Justificativa ou comentário do poema "Do que ficou"

Não costumo justificar o que eu escrevo, pois geralmente escrevo para mim mesma e a justificativa está em mim mesma. Mas vou justificar o que eu escrevo hoje, só por rebeldia contra mim mesma.

A inspiração para este último poema veio de uma das minhas noites de insônia, noites nas quais sempre me vem algo produtivo. Primeiro a sensação de querer estraçalhar meu corpo inteiro com as mãos, de raiva da miserável condição humana. Depois um momento de contemplação espiritual, e percebo que tem algo querendo sair de dentro de mim, misticamente, como flor que rompe a terra com brutalidade e se transforma em sentimento, paixão e leveza. De mim nasceu mais uma flor, que dessa vez não foi do mal nem doentia como as de Baudelaire.

Lembrando dos meus amigos e companheiros de escola com os quais vivi os últimos cinco anos, e pensando sobre meu futuro incerto como o Portugal de Fernando Pessoa, percebi o quanto a ausência deles e de todo aquele ambiente ainda estava presente em mim. Olhei a estrela, longe... E seu brilho a iluminar meu corpo e minha cama desfeita, de forma branda. Aí entendi, que mesmo que o relógio tenha engolido alguns dos momentos mais formidáveis da minha vida, a vida mesma os conservou. Podemos alcançar a imortalidade sim, somos superiores ao tempo que tanto nos amedronta. Porque as coisas que foram ficam. Como a cama desarrumada do amor de algum tempo atrás, ainda conserva o calor e o cheiro dos amantes. Se ela é deixada ali, intocada como um santuário, jamais perderá os momentos ali conservados. Essa é a semântica do texto.

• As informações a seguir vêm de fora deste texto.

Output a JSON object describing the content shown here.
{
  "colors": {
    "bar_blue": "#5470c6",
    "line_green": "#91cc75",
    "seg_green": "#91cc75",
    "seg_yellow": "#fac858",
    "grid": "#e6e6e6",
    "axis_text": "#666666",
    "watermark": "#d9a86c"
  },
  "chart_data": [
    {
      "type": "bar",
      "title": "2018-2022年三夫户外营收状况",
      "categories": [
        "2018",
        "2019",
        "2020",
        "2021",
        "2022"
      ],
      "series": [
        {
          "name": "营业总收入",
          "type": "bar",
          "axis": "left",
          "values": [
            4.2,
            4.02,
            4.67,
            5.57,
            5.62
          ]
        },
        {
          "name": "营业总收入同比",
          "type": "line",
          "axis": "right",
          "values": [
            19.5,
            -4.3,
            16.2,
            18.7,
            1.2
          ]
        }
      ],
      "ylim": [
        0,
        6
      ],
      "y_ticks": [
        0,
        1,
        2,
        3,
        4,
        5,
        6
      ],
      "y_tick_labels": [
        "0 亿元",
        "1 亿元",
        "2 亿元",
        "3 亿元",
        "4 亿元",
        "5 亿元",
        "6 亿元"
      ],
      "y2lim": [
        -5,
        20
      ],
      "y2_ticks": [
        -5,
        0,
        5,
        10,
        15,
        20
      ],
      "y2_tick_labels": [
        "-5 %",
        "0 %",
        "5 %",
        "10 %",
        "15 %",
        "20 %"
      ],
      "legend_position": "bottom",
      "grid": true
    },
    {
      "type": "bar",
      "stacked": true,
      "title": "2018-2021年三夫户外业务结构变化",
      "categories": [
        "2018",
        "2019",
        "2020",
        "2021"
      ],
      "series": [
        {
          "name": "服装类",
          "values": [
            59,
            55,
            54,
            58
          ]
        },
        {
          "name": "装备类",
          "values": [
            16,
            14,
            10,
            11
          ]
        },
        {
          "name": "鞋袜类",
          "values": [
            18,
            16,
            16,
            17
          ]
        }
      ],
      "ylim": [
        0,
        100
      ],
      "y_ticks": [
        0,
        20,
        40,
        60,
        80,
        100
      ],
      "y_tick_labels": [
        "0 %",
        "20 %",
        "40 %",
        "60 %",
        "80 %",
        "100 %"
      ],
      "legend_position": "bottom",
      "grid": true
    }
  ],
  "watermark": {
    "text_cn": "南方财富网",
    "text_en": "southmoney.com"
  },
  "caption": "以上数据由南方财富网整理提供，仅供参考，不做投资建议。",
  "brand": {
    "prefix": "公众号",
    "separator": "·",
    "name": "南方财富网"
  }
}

Não posso esquecer também que outros já disseram o que eu disse, outros não, aliás o mestre Quintana:

"O sumo bem só no ideal perdura...

Ah! Quanta vez a vida nos revela

Que 'a saudade da amada criatura'

É bem melhor do que a presença dela..."

Há intertextualidade muito forte entre meus textos e os dele, para mim ele é a maior inspiração e o maior poeta contemporâneo, embora póstumo.

Sobre a estrutura do texto, preferi fazer a composição em terzas ao estilo de Dante Alighieri, pois é uma estrutura poética que demonstra exatamente os anseios semânticos do texto; imortal, antiga e ainda muito presente apesar da idade. Tão presente que foi usada por Drummond na sua "Máquina do Mundo", embora com versos impecávelmente brancos. As terzas representaram também, especificamente na Divina Comédia, a ascensão mística do poeta: Inferno, Purgatório, Paraíso, além de uma referência à Trindade Pai, Filho e Espírito Santo. Para mim, o significado é similar, porém adaptado; tomo a liberdade de modificar as terzas como Drummond as modificou. Para mim o poema "Do que ficou" mostra toda minha trajetória até aqui, subindo uma escada que não sei para onde vai, nem de onde veio (por isso faço as mesmas rimas e uso as mesmas palavras na última e primeira estrofe), mas uma ascenção também em direção a algo. Talvez dentro de mim mesma. O degrau mais alto aqui, o começo-fim do poema, é a divagação a respeito da estrela, e a sublimação do sentimento que para mim é o verdadeiro amor: a amizade sincera. Nada mais além disso, segundo eu mesma, pode ser considerado amor. Quanto a isso não tem discussão, eu vivi.

Para a conclusão deste artigo metalingüístico, gostaria de fazer você, amigo leitor, refletir mais a respeito da arte literária. A partir de versos simples e aparentemente bobos como os de "Do que ficou", pode-se tirar conclusões e reflexões como as que eu escrevi acima. Por isso preste bastante atenção naquilo que você lê; analise, como um quadro ou escultura. Esse próprio texto tem não (só) a função metalingüística, mas também essa aí.